The value of vaccines is forgotten - Keith Roulston editorial
The World Health Organization declared the end to COVID-19 global health emergency last week, a decision that many Canadians had already made on their own.
That doesn’t mean that the danger is over. During the week ending with May 2, 84 Canadians died of COVID-19 and 5,207 cases were reported; Ontario led the way with 1,702. In total, Canada has recognized 4.7 million cases, with who knows how many cases not reported, and 52,037 deaths during the pandemic.
In comparison to our American neighbours, we’ve done well. As of April 26 more than 1.1 million Americans had died from COVID-19 with 104 million cases. The U.S. population is about nine times greater than Canada’s so a comparison is that more than twice as many Americans have died and nearly three times as many suffered COVID-19.
Americans were much more resistant to health and safety warnings than Canadians, of course. Leaders like Florida Governor Ron DeSantis preached against it. The more American a Canadian politician was, the more likely to oppose vaccination – such as Alberta Premier Danielle Smith, who backed people protesting Canadian regulations at the U.S. border.

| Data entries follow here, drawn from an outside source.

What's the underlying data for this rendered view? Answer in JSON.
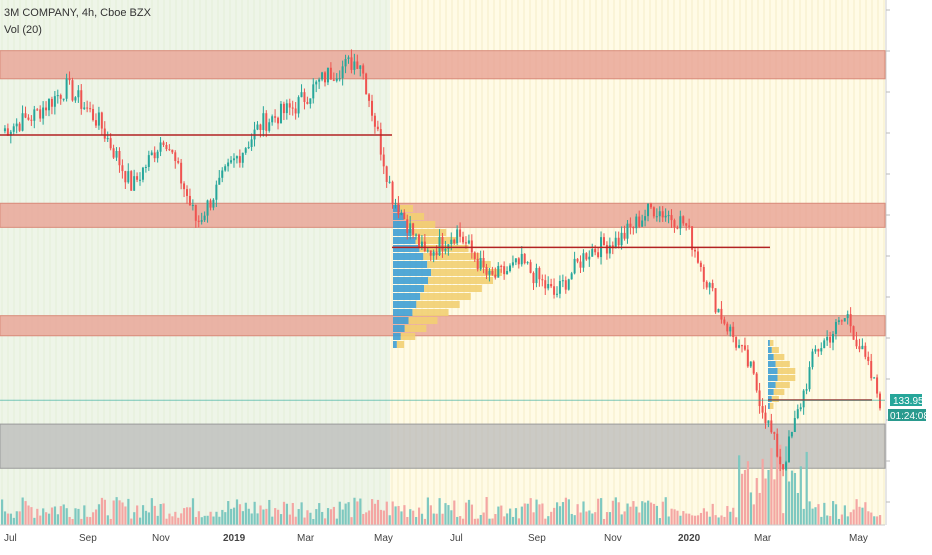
{
  "header": {
    "title": "3M COMPANY, 4h, Cboe BZX",
    "volume_label": "Vol (20)"
  },
  "price_tag": {
    "price": "133.95",
    "countdown": "01:24:08"
  },
  "colors": {
    "zone_red": "#e8a393",
    "zone_gray": "#b9b9b9",
    "level_line": "#b22222",
    "bull_candle": "#26a69a",
    "bear_candle": "#ef5350",
    "volume_up": "#7dc8c0",
    "volume_down": "#f4a6a3",
    "vp_blue": "#3f9fd4",
    "vp_yellow": "#f2cf72",
    "price_tag_bg": "#26a69a",
    "background_green": "#eef5e8",
    "background_yellow": "#fffbe6"
  },
  "chart_data": {
    "type": "candlestick",
    "symbol": "3M COMPANY",
    "interval": "4h",
    "exchange": "Cboe BZX",
    "x_ticks": [
      "Jul",
      "Sep",
      "Nov",
      "2019",
      "Mar",
      "May",
      "Jul",
      "Sep",
      "Nov",
      "2020",
      "Mar",
      "May"
    ],
    "ylim": [
      115,
      225
    ],
    "last_price": 133.95,
    "price_path": [
      {
        "x": "Jul",
        "y": 201
      },
      {
        "x": "Aug",
        "y": 205
      },
      {
        "x": "Sep",
        "y": 212
      },
      {
        "x": "Oct",
        "y": 203
      },
      {
        "x": "Nov",
        "y": 187
      },
      {
        "x": "Dec",
        "y": 200
      },
      {
        "x": "Dec",
        "y": 178
      },
      {
        "x": "2019",
        "y": 192
      },
      {
        "x": "Feb",
        "y": 203
      },
      {
        "x": "Mar",
        "y": 207
      },
      {
        "x": "Apr",
        "y": 215
      },
      {
        "x": "Apr",
        "y": 219
      },
      {
        "x": "May",
        "y": 185
      },
      {
        "x": "Jun",
        "y": 170
      },
      {
        "x": "Jul",
        "y": 176
      },
      {
        "x": "Aug",
        "y": 164
      },
      {
        "x": "Sep",
        "y": 168
      },
      {
        "x": "Oct",
        "y": 160
      },
      {
        "x": "Nov",
        "y": 171
      },
      {
        "x": "Dec",
        "y": 174
      },
      {
        "x": "2020",
        "y": 182
      },
      {
        "x": "Jan",
        "y": 178
      },
      {
        "x": "Feb",
        "y": 157
      },
      {
        "x": "Mar",
        "y": 142
      },
      {
        "x": "Mar",
        "y": 117
      },
      {
        "x": "Apr",
        "y": 146
      },
      {
        "x": "May",
        "y": 155
      },
      {
        "x": "May",
        "y": 134
      }
    ],
    "horizontal_levels": [
      {
        "label": "",
        "price": 200
      },
      {
        "label": "",
        "price": 172
      },
      {
        "label": "",
        "price": 134
      }
    ],
    "zones": [
      {
        "kind": "resistance",
        "from": 214,
        "to": 221
      },
      {
        "kind": "resistance",
        "from": 177,
        "to": 183
      },
      {
        "kind": "resistance",
        "from": 150,
        "to": 155
      },
      {
        "kind": "support",
        "from": 117,
        "to": 128
      }
    ],
    "volume_profiles": [
      {
        "period": "May-Jul 2019",
        "rows": 18
      },
      {
        "period": "Mar 2020",
        "rows": 10
      }
    ],
    "grid": false,
    "legend": "top-left"
  }
}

Meanwhile, closer to home, memories are fading about the pandemic and protests against it at border crossings and the near shutdown of Parliament Hill by anti-vaccine protesters that lasted for weeks. Closer to home, a trip to Auburn has seen Canadian flags along the road, in protest against the vaccine, but some of the flags have become a little worn over time.

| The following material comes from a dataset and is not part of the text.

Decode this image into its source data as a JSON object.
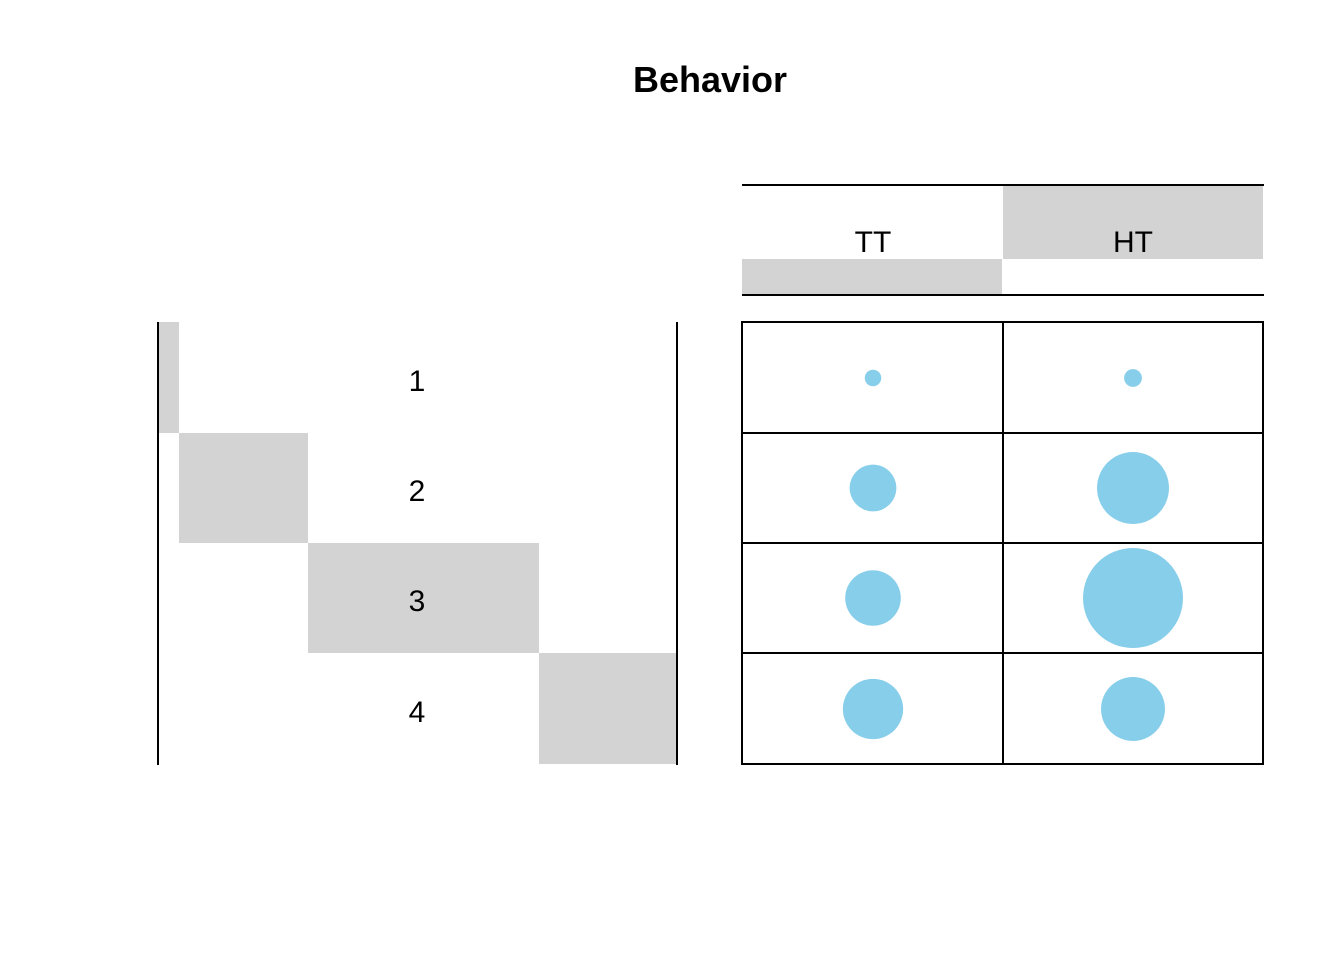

But according to Unicef, fewer Canadians believe in the importance of childhood vaccines than in the past, as the agency warns about the growing threat of preventable diseases because of reluctance to get vaccinations.
Most Canadians - the study says 82 per cent - still say vaccinations for children are important, but that number has dropped 8.2 per cent since COVID-19.
“It’s a disturbing trend,” says David Morley, president and CEO of Unicef Canada, as he notes 67 million children around the world missed out on vaccinations during the pandemic, which is already linked to an upswing in cases of measles and polio. “There’s a risk that more children are going to die who don’t have to die because these levels of vaccine hesitancy are going up.”
Around the world, the spread of vaccine-preventable illness is on the rise and leading to severe outcomes, particularly in low-income countries. The Unicef report found that in 2022, cases of measles around the world doubled from the year before. And there was an eightfold increase in the number of children paralyzed from polio around the world from 2019 to 2021, compared with the previous three-year period.
During the pandemic, regular access to vaccines has been disrupted around the world as a result of closings of health care facilities or the need for staff to divert resources to COVID-19 responses. While many countries, including Canada, are now focusing efforts on catch-up programs to make up for lagging vaccine-coverage rates, protection against some infectious diseases remains too low.
For instance, data released from Public Health Ontario in February found that, even after a catch-up program, only 23 per cent of 12-year-olds were fully vaccinated against human papillomavirus, which can cause cervical and other forms of cancer.
“Catch-up programs, they don’t always work if people don’t want to be caught up,” David Morley said.
If you’re my age, such news is discouraging. Most people today have not seen the devastation polio, for instance, can do. Growing up in Lucknow, when I needed my skates sharpened, I went to a man who was paralyzed from the waist down who repaired shoes and sharpened skates. We were so thrilled when a vaccine to prevent polio was developed by Jonas Salk in 1955. Mobile polio clinics quickly immunized thousands of us, ending the threat of polio, which killed hundreds in Ontario each year for decades. The pressure was on to help the rest of the world. It’s estimated 350,000 people died of polio worldwide in 1988, but that dropped to 33 in 2018, before the COVID-19 pandemic.
So, if you’re my age, having lived through polio and measles epidemics that devastated earlier times, it’s discouraging to see that COVID-19 actually persuaded a greater number of people that they didn’t need vaccinations. The thing about death rates is that we never know how many people are alive today because they got vaccinated who would have died if they hadn’t.
Still, as the death rates because of diseases like polio show, many people will enjoy a full life they wouldn’t have if they’d never been vaccinated.